Sunday, July 03, 2005

The woods here in West Virginia are green and damp. It is the middle of summer and there is a chill in the air. It is beautiful. Beyond the violins, mandolins, guitars and drums, beyond the hubbub of this Rainbow Gathering, birds still chirp and bugs still crawl.

There are thousands of people here at this annual celebration of hippydom, scattered over a number of acres in a national park. When I arrived and parked my car I heard some distant drumming through the darkness. Torch in hand, I worked my way down a faint path towards it to find the first stop in a wonderland where the paths are muddy and the people are (generally) happy.

The rainbow tribe call the ‘real’ world Babylon: a land of avarice and pride, lust and gluttony; a land where seven is far too small a number to count the sins committed. It recalls memories for me of the time my father told me the community I was living on was La-La Land; I walked the streets of his city soon after that and everywhere I saw La-La Land: in the vacant stares of the drug affected – legal or illegal, they were everywhere; I saw it in the shallow glorification of the dollar; it was rampant in the media, filled with words like ‘outrage’ and ‘special offer’; the caked on makeup did nothing to cover it and neither did the suits.

That was then. I heard someone speak of the ‘chains of Babylon’ last night and had no idea what he meant. I knew exactly what it meant when I wore a suit and bought the special offers and did everything I could to drink the pain away. Now someone says ‘the chains of Babylon’ and I hear ‘the bondage of my mind’. I am sure I could walk through that same city today and see a very different place, just as I recall doing last time I was there.

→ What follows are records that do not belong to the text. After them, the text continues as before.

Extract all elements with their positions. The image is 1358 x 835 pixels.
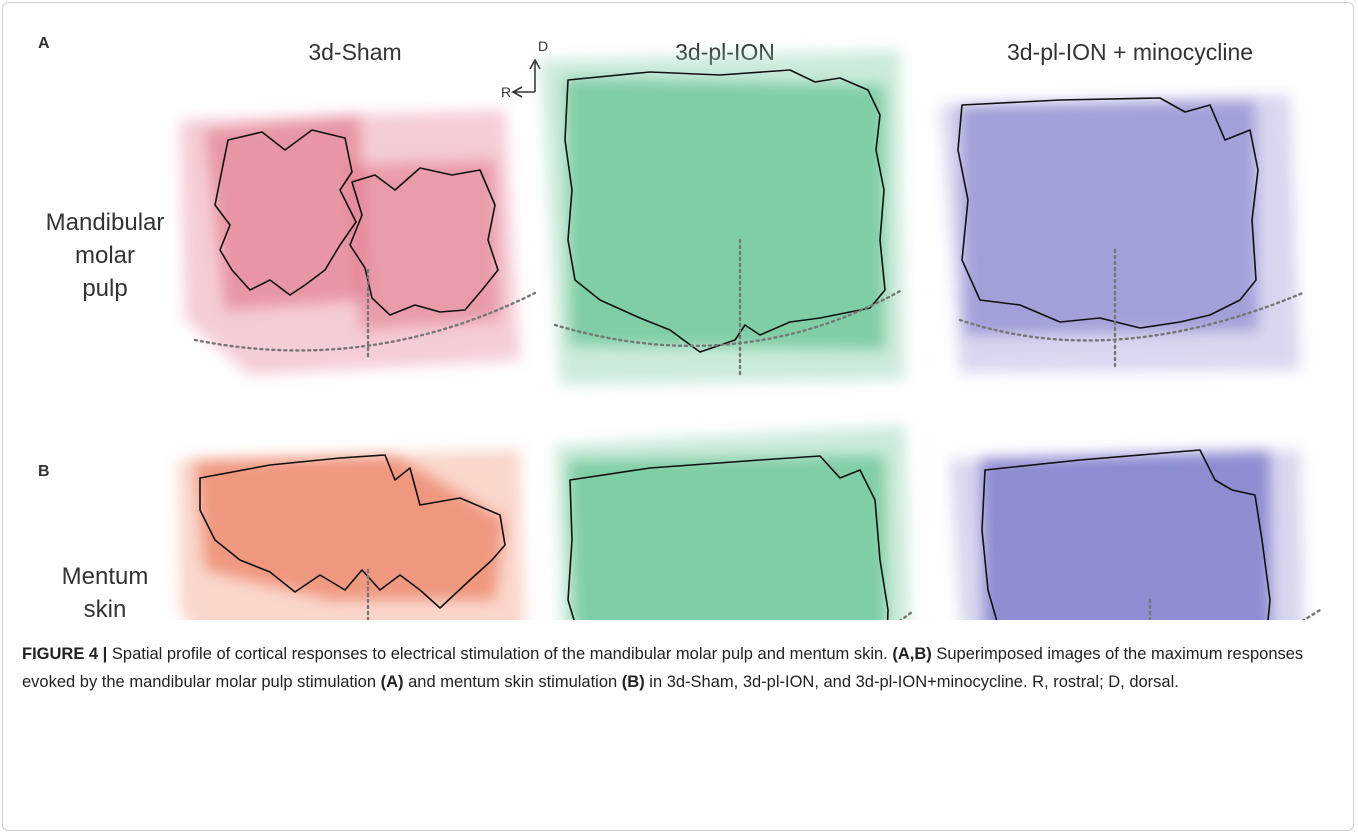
- panel-label: B: [38, 463, 50, 480]
- column-heading: 3d-Sham: [308, 39, 401, 65]
- column-heading: 3d-pl-ION + minocycline: [1007, 39, 1253, 65]
- compass-label: R: [501, 84, 511, 100]
- caption-text: (A,B): [892, 645, 931, 663]
- compass: [513, 60, 540, 97]
- panel-label: A: [38, 35, 50, 52]
- response-map: [555, 425, 912, 620]
- caption-text: FIGURE 4 |: [22, 645, 112, 663]
- caption-text: in 3d-Sham, 3d-pl-ION, and 3d-pl-ION+min…: [645, 673, 1179, 691]
- response-map: [540, 50, 905, 385]
- figure-caption: FIGURE 4 | Spatial profile of cortical r…: [22, 640, 1332, 696]
- response-map: [180, 110, 535, 375]
- compass-label: D: [538, 38, 548, 54]
- caption-text: (A): [381, 673, 404, 691]
- row-label: molar: [75, 242, 135, 269]
- row-label: pulp: [82, 275, 127, 302]
- response-map: [950, 450, 1320, 620]
- figure: A B 3d-Sham 3d-pl-ION 3d-pl-ION + minocy…: [0, 0, 1358, 620]
- response-map: [940, 95, 1305, 372]
- caption-text: Spatial profile of cortical responses to…: [112, 645, 892, 663]
- response-map: [178, 450, 525, 620]
- row-label: Mandibular: [46, 209, 165, 236]
- caption-text: and mentum skin stimulation: [404, 673, 622, 691]
- row-label: skin: [84, 596, 127, 620]
- row-label: Mentum: [62, 563, 149, 590]
- caption-text: (B): [622, 673, 645, 691]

And after all that, my father was right: I am living in La-La Land. My father is often right. Only La-La Land isn’t a particular place; it is a state of mind. And maybe everybody lives in La-La Land because everybody’s reality is a mere reflection of their mind: I show ten people the same thing and they will all report a different experience. Multiply this by every single sensation and it becomes clear why people can seem so different to one another. Perception is the master of illusion.

So this is La-La Land. As they say here at the Rainbow Gathering: Welcome home!